Für China rechnet der VDMA mit einem Tempoverlust der Exporte, auch weil 2017 ein besonders hohes Ausfuhrwachstum gebracht hatte. Die Lieferungen in die EU-Partnerländer werden nach Ansicht der VDMA-Volkswirte dagegen weiter zulegen. Einzig für das Geschäft mit Großbritannien rechnen sie mit einem stärkeren Rückgang als 2017, als die Exporte um 3 % sanken.
Handelskonflikte sind Gefahr für den Erfolg aller
Welcker betonte, für eine exportstarke Industrie wie den Maschinenbau seien offene Grenzen unverzichtbar, um weiterhin Arbeitsplätze und Wohlstand zu sichern. „Eine weltweite Welle des Protektionismus würde uns unmittelbar treffen“, warnte er und forderte von Politik in Brüssel und Deutschland: „Verteidigt den regelbasierten freien Handel! Niemand kann ein Interesse an einer Eskalation von Handelskonflikten haben, bei der am Ende alle Seiten verlieren – die USA, China und Europa.“ Zudem benötige der industrielle Mittelstand in Deutschland konkrete Hilfe in der Exportförderung.

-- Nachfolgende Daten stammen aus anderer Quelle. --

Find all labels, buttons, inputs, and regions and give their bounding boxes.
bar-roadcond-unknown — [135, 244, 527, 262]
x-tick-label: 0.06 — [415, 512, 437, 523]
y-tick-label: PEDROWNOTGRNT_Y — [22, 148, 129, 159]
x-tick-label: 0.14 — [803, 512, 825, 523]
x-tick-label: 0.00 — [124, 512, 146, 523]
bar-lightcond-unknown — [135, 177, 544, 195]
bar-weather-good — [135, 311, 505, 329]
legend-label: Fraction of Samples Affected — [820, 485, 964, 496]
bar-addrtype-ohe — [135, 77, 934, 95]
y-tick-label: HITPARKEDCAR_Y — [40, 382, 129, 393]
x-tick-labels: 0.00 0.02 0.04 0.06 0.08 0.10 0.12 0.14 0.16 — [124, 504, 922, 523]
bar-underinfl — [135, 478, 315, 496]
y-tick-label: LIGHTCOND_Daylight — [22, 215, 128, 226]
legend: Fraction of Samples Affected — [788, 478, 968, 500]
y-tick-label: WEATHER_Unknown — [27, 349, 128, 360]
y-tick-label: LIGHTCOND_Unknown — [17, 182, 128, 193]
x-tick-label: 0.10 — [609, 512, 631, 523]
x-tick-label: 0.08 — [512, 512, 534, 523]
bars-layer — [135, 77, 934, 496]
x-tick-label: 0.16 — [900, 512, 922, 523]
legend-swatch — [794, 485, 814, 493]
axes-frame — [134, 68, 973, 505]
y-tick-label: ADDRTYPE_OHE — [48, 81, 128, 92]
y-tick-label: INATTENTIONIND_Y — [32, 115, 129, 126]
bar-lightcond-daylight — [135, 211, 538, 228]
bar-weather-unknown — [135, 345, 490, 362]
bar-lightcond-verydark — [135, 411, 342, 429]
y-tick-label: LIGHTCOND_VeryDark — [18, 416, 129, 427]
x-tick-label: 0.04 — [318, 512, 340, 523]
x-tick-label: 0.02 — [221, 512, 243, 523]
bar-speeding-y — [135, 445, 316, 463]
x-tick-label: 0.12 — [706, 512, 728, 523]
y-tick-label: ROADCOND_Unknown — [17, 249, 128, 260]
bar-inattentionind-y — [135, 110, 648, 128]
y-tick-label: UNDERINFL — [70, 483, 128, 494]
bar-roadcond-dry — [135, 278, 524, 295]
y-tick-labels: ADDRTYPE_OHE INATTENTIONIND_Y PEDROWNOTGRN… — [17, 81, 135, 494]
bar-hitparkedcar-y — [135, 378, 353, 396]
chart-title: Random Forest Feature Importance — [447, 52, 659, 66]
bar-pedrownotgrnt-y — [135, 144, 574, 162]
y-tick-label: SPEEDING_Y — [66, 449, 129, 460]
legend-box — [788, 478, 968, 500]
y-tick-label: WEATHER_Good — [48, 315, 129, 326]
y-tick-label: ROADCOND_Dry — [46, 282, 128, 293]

Maschinen und Anlagen sind der Motor von Industrie 4.0, die Software ist das Gehirn und die Intralogistik ist der Blutkreislauf im Produktionssystem. In einer digitalen Produktionswelt kommen alle drei zusammen und müssen gleichermaßen beherrscht werden. Die Hannover Messe sei hierfür das ideale Schaufenster, weshalb der VDMA sowohl die Zusammenführung der weltgrößten Industrieschau mit der Intralogistikmesse CeMAT maßgeblich unterstützt habe, als auch die Einführung der künftig jährlich stattfindenden Leitmesse Integrated Automotion, Motion & Drives (IAMD).
KI – Chancen betonen
Künstliche Intelligenz und die Teildisziplin Machine Learning bahnen sich immer stärker ihren Weg auch in den Maschinen- und Anlagenbau. „Noch wissen wir alle nicht, wie genau sich diese Entwicklung vollziehen wird – aber sie hat begonnen. Künstliche Intelligenz kann aber nicht durch nationale Alleingänge geregelt werden. Sowohl die Größe der Herausforderung als auch der Ehrgeiz unserer globalen Wettbewerber erfordern eine mutige europäische Strategie“, unterstrich Welcker. Der VDMA unterstützt daher den Ansatz der EU-Kommission, die Chancen von Künstlicher Intelligenz für die Wettbewerbsfähig der Industrie zu betonen.
Neben datentechnischen Fragen rücke die Digitalisierung auch die Suche nach neuen Geschäftsmodellen immer mehr in den Fokus. Ergebnisse und Handlungsempfehlungen hierzu bietet der VDMA in seiner Studie „Plattformökonomie im Maschinenbau“, die der Verband zusammen mit der Deutschen Messe AG und Roland Berger erstellt hat. Die Studie wird auf der Hannover Messe vorgestellt, ebenso der neue VDMA-Leitfaden „Industrie 4.0 trifft Lean“, der sich als Hilfsmittel versteht, Abläufe in der Industrie 4.0-Welt in Kombination mit klassischen Managementmethoden wie „Lean“ effizient zu gestalten.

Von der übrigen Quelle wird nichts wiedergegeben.